54-035-04-03 Dans le cas où une demande d'expulsion du domaine public fait suite à une mesure de résiliation d'une convention d'occupation du domaine public et où cette mesure est contestée, il appartient au juge des référés de rechercher, alors que le juge du contrat a été saisi d'un recours de plein contentieux contestant la validité de la résiliation du contrat et tendant à la reprise des relations contractuelles, si cette demande d'expulsion se heurte, compte tenu de l'ensemble de l'argumentation qui lui est soumise, à une contestation sérieuse. Tel n'est pas le cas si ce recours n'a pas été exercé dans un délai de deux mois à compter de la date à laquelle le cocontractant a été informé de la mesure de résiliation.

Références :


[RJ1] Cf. CE, Section, 21 mars 2011, Commune de Béziers, n° 304806, à publier au Recueil.,,[RJ2] Cf.
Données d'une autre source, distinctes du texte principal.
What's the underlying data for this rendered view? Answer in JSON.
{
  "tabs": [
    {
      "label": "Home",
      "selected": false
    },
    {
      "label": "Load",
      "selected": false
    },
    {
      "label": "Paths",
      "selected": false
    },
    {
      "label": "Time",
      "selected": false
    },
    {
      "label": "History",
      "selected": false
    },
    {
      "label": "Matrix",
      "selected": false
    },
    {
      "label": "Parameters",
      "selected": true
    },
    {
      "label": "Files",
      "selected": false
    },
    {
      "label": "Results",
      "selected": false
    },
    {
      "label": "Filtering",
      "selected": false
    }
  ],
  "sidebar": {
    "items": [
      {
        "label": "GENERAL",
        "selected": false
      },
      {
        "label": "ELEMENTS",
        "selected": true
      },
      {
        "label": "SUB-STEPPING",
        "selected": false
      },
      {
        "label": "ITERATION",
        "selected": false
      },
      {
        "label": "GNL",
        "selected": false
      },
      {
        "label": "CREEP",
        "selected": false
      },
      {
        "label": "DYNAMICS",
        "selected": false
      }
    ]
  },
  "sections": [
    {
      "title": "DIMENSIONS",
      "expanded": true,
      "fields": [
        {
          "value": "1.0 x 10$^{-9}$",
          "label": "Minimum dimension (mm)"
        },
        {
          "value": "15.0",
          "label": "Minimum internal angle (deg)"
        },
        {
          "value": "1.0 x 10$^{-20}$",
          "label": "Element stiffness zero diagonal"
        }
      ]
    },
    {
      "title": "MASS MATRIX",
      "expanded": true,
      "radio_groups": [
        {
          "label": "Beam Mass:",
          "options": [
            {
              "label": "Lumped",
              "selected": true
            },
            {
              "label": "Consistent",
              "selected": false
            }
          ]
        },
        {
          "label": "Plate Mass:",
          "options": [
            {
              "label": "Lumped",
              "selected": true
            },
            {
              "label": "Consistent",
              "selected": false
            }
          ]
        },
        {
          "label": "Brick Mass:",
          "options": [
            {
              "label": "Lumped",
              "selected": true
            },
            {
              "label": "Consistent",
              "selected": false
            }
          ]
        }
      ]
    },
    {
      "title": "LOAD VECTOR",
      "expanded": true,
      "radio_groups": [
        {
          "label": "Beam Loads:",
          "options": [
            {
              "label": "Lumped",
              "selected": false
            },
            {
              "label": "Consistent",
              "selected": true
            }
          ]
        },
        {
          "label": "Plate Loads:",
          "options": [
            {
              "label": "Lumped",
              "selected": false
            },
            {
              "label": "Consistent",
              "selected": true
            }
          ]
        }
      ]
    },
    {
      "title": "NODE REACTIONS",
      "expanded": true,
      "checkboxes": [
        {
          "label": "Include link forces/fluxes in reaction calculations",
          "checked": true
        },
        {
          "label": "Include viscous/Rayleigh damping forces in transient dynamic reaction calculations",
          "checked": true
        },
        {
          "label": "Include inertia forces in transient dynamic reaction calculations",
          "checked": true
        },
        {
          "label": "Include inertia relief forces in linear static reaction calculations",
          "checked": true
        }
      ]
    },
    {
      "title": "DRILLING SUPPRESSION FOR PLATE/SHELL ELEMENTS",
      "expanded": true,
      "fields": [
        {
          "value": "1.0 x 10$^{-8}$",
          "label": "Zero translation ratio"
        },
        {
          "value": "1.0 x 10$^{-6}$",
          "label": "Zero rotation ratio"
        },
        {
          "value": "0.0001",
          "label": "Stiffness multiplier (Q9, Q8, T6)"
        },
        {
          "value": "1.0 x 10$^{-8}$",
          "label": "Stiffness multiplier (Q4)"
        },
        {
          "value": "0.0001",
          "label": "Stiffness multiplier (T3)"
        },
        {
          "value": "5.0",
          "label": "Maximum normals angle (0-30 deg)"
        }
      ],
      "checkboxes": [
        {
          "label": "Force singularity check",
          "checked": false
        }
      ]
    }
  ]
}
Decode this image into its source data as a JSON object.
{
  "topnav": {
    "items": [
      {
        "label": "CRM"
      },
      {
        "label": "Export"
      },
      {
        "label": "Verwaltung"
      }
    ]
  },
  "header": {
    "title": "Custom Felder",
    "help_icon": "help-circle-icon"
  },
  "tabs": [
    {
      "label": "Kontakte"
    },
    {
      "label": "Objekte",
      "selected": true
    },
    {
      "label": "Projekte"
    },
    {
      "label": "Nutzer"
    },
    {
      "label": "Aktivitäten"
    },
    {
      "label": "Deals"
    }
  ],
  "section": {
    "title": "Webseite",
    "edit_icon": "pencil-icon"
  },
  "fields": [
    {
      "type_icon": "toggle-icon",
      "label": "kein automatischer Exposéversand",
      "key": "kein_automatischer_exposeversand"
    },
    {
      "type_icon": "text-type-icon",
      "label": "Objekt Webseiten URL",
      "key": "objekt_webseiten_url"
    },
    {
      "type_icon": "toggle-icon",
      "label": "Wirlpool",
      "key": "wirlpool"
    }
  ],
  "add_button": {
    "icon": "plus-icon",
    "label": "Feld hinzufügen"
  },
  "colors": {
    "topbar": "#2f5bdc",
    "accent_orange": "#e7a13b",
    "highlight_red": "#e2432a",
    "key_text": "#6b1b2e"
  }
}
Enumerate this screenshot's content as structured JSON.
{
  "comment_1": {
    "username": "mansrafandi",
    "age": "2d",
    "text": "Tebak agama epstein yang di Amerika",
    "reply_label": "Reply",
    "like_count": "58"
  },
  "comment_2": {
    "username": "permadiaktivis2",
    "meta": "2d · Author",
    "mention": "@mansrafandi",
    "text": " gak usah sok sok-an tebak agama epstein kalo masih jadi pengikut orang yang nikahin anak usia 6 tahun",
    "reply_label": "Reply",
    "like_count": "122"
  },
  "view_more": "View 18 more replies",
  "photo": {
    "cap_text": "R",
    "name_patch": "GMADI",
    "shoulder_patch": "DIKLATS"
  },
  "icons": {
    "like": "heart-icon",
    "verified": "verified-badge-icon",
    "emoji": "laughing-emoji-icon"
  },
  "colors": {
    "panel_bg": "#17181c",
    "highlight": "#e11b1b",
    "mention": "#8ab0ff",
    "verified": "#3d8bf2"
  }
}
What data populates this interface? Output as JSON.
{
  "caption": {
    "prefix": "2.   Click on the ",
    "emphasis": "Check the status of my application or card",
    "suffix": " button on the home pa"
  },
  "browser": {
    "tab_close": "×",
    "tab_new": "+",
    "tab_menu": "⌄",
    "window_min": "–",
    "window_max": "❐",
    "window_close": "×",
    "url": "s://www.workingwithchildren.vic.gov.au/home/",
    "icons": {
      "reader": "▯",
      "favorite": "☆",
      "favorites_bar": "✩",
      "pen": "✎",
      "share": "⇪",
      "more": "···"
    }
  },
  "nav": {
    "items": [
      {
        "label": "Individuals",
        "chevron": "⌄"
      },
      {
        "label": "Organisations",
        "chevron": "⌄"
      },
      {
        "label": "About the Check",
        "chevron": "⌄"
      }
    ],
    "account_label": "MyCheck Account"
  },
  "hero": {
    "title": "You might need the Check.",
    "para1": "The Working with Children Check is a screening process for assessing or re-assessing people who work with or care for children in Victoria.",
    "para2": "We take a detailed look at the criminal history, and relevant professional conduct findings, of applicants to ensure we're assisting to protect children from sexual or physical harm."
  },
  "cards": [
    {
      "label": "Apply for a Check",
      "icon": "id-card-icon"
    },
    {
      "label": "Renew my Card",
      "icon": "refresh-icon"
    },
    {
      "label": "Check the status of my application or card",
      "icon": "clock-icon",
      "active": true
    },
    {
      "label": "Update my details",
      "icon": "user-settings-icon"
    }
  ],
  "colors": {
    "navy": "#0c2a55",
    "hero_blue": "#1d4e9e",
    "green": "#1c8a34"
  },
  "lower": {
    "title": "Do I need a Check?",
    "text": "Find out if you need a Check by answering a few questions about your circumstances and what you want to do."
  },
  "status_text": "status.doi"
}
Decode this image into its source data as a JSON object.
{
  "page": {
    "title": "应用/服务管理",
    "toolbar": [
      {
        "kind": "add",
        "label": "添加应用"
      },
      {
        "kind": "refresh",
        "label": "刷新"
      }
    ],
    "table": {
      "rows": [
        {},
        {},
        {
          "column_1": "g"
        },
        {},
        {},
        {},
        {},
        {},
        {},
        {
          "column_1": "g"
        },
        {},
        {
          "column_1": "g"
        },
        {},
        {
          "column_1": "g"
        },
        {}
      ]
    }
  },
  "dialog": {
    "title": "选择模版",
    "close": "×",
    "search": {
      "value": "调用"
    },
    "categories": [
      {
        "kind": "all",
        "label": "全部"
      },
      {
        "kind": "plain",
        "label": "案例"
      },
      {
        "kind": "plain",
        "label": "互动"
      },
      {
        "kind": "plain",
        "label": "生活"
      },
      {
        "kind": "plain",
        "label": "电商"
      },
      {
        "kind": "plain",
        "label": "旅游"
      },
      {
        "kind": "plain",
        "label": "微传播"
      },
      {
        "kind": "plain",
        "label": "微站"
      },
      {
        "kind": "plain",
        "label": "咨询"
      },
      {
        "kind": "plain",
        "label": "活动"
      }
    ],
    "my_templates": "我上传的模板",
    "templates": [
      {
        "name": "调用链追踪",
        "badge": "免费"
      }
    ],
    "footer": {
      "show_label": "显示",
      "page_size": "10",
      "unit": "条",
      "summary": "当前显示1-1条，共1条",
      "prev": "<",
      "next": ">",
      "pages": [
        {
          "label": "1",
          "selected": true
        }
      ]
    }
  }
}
CE, Section, 16 mai 2003, SARL Icomatex, n° 249880, p. 228.


Texte :

Vu, 1°) sous le n° 355356, la requête, enregistrée le 29 décembre 2011 au secrétariat du contentieux du Conseil d'Etat, présentée pour la SOCIETE PRATHOTELS, dont le siège est Aéroport de Clermont-Ferrand à Clermont-Ferrand (63100) ; elle demande au Conseil d'Etat de prononcer le sursis à exécution de l'ordonnance n° 1102144 du 22 décembre 2011 du juge des référés du tribunal administratif de Clermont-Ferrand ;

Vu, 2°) sous le n° 355357, le pourvoi enregistré le 29 décembre 2011 au secrétariat du contentieux du Conseil d'Etat, présenté pour la même SOCIETE PRATHOTELS, qui demande au Conseil d'Etat :

1°) d'annuler l'ordonnance n° 1102144 du 22 décembre 2011 par laquelle le juge des référés du tribunal administratif de Clermont-Ferrand, faisant droit à la demande de la Société d'Exploitation de l'Aéroport de Clermont-Ferrand-Auvergne (SEACFA) présentée sur le fondement de l'article L. 521-3 du code de justice administrative, lui a enjoint de libérer sans délai les dépendances domaniales qu'elle occupe au sein de la zone aéroportuaire d'Aulnat, sous astreinte de 1 000 euros par jour de retard à compter du dixième jour suivant la notification de ladite ordonnance ;

2°) statuant en référé, de rejeter la demande de la SEACFA ;

3°) de mettre à la charge de la SEACFA la somme de 5 000 euros au titre de l'article L. 761-1 du code de justice administrative ;

....................................................................................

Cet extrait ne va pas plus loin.